Dans son dernier rapport le GIEC estime que dans les scénarios les plus pessimistes la fonte des glaces du Groenland pourrait contribuer à une élévation du niveau marin pouvant atteindre 18 cm, d’ici à l’horizon 2100. Pour rappel, le Groenland contient suffisamment de glaces pour faire monter le niveau marin de plus de 7 mètres.

Or, une étude menée par Shfaqat Khan, de l’Université de Copenhague, et par une équipe d’experts américains, français et allemands, montre que l’amincissement des blocs géants de glace qui couvrent le territoire du Groenland – appelés également inlandsis – est plus important que prévu. Le constat s’appuie sur l’observation de l’inland Northeast Greenland Ice Stream (NEGIS), situé au Nord-est du territoire et qui représente 12% de la calotte.

Etendue et localisation du Northeast Greenland Ice Stream (NEGIS) [Nature/Wikipedia - Expédition ACarré]
Etendue et localisation du Northeast Greenland Ice Stream (NEGIS) [Nature/Wikipedia - Expédition ACarré]

Les auteurs de l’étude ont analysé des données collectées à partir d'un réseau de stations GPS installées jusqu'à 200 km à l'intérieur des terres.  Les résultats ont été combinés avec les données d'élévation de surface du satellite Sentinel-1. Un modèle numérique d’écoulement de glace a également été utilisé.

Les résultats, publiés la semaine passée dans la revue Nature, montrent que l’amincissement du Northeast Greenland Ice Stream se produit jusqu’à 200-300 kilomètres des côtes. A lui seul, ce bloc pourrait ainsi contribuer à une élévation du niveau marin de 13,5 à 15,5 millimètres d’ici à la fin du siècle, soit autant que la contribution totale du Groenland au cours des 50 dernières années. Les précédentes estimations faisaient état de chiffres cinq à six fois moins élevés.

Evolution Northeast Greenland Ice Stream (NEGIS) de 2011 à 2021 et prévisions d'ici à 2100 [Wikipedia/Nature - Expédition ACarré]
Evolution Northeast Greenland Ice Stream (NEGIS) de 2011 à 2021 et prévisions d'ici à 2100 [Wikipedia/Nature - Expédition ACarré]

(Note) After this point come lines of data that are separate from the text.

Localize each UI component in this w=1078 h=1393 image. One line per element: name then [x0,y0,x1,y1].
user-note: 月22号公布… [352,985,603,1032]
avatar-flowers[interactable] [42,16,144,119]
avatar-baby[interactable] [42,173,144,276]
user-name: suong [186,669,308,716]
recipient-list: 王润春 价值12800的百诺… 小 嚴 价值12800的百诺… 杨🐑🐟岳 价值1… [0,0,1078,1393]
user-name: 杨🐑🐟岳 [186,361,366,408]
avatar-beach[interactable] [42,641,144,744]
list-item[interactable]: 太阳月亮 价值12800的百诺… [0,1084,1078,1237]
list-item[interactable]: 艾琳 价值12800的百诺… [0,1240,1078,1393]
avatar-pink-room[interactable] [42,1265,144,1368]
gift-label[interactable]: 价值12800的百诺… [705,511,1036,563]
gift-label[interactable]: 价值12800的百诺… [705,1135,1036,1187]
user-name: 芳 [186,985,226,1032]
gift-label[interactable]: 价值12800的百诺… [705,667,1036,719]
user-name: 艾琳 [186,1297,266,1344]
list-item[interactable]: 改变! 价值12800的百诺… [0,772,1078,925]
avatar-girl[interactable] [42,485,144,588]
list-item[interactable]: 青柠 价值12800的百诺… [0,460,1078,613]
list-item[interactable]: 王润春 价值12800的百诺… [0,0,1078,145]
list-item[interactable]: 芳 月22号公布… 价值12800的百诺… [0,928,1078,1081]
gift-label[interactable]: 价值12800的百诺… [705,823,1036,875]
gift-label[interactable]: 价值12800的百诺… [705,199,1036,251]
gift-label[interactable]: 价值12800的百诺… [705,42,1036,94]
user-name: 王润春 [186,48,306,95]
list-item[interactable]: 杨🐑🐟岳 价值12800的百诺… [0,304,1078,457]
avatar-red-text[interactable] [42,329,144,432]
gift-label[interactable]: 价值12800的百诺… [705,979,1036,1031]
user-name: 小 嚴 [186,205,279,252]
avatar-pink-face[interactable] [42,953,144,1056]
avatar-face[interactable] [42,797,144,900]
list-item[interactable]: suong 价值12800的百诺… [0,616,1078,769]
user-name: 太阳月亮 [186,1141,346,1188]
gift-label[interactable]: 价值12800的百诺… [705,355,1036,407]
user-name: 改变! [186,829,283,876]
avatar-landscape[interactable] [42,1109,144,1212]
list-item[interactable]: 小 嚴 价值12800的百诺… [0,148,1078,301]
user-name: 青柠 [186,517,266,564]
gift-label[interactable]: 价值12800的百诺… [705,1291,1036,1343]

Selon les auteurs, les pertes de glaces à l’intérieur des terres s’expliquent par la présence de courants océaniques plus chauds, qui ont provoqué en 2012 un effondrement de l'extension flottante du Northeast Greenland Ice Stream et accéléré les flux de glaces en amont.

"Les précédentes projections de perte de glace au Groenland ont été largement sous-estimées", a déclaré à l’AFP Shfaqat Abbas Khan, principal auteur de l’étude. "Nous constatons que l'ensemble du bassin s'amincit et que la vitesse de surface s'accélère. Chaque année, les glaciers que nous avons étudiés se sont retirés plus à l'intérieur des terres, et nous prévoyons que cela se poursuivra au cours des décennies et des siècles à venir."

Les chercheurs vont maintenant étendre leurs méthodes à d'autres zones du Groenland et de l'Antarctique. De nouvelles données devraient être disponibles d'ici un an environ, elles permettront de mieux évaluer le potentiel de hausse du niveau marin d'ici à l'horizon 2100.

Une précédente étude, publiée en août 2022 par le  Service national de géologie du Danemark et du Groenland (GEUS), a estimé que la hausse des océans, provoquée par la fonte des glaces du Groenland, pourrait atteindre 27,4 cm d'ici à 2100.